Because roam I do. The continent on our doorstep is one of the richest and most diverse anywhere in the world. This was the home of Goethe and Mozart, Cervantes and Vermeer. Some of the most beautiful shorelines anywhere in the world can be found between the Atlantic and the Adriatic, while cities like Budapest or Lisbon are so distinct, the people are so diverse, yet absolutely European. I am proud to be able to consider myself one of their equals.
I am an English European.
While I may have spent my childhood in middle England, in one of the most conservative parts of the country, I have my eyes open to the part my country has played in the world. Britain may be an island, but we have long been a part of Europe. The identities of our enemies and alliances have shifted over the years like geo-political plates, but it was rare that we found ourselves alone. Where would Wellington have been at Waterloo if the Prussians hadn't turned up? And a hundred years later, three Frenchmen for every two British Empire soldiers died to keep out the now-federated Kingdoms of Germany.

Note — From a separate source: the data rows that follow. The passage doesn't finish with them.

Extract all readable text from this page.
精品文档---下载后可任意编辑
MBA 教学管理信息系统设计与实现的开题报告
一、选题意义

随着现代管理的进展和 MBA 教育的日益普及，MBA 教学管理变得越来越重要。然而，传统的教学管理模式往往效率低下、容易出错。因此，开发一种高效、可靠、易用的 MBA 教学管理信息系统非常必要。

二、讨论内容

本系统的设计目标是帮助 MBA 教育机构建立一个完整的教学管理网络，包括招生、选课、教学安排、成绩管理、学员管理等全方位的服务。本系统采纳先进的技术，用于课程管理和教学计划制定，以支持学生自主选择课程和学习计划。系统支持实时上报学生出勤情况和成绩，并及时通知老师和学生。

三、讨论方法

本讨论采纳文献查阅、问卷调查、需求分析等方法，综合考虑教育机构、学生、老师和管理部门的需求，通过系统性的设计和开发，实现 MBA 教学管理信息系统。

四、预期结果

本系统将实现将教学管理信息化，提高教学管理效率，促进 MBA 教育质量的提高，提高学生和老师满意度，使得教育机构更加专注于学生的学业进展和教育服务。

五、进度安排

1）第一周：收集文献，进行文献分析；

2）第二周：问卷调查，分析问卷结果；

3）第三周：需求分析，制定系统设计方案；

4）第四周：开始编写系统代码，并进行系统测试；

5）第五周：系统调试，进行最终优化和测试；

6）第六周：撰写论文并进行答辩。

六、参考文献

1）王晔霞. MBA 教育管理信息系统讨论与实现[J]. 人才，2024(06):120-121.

Many people are harking back to the Second World War, trying to claim it for the Leave side. But that would be a gross misunderstanding of history. Britain and France declared war on behalf of Poland, and for no other reason. Many of those Poles later made it to Britain to help with the war effort; Churchill was slightly wrong about Britain standing alone in 1940, as without the Polish fighter squadrons the Battle of Britain may well have gone the other way.
Through my wanderings I have seen the scars of wars, have paid tribute to the fallen in cemeteries that dot the continent. Only last week I was in Holland, at the Market Garden (war operation, not a garden centre) museum in Oosterbeek, a couple of miles east of Arnhem. Against the wishes of commander Eisenhower in 1944, Field Marshall Montgomery's plan was to push the First Allied Airborne Army and the British XXX Corps over the three rivers of Holland, liberating towns and bridgeheads in preparation for a dart to Berlin. Yet the bridge over the Rhine at Arnhem proved one too far, and around two thousand allied troops lie in the cemetery at Oosterbeek. They gave their lives to liberate a foreign, European country, and today the headstones of the 1690 Commonwealth Servicemen stand alongside 79 of their Polish comrades, amongst others.
A British and a Polish soldier lie side-by-side at the cemetery in Oosterbeek
Because despite which box you may tick on a piece of paper, regardless of arguments about economics, the future direction of our country or the opinions of Cameron and Farage, Britain is part of Europe and we are European. I just hope that you will have the courage to agree.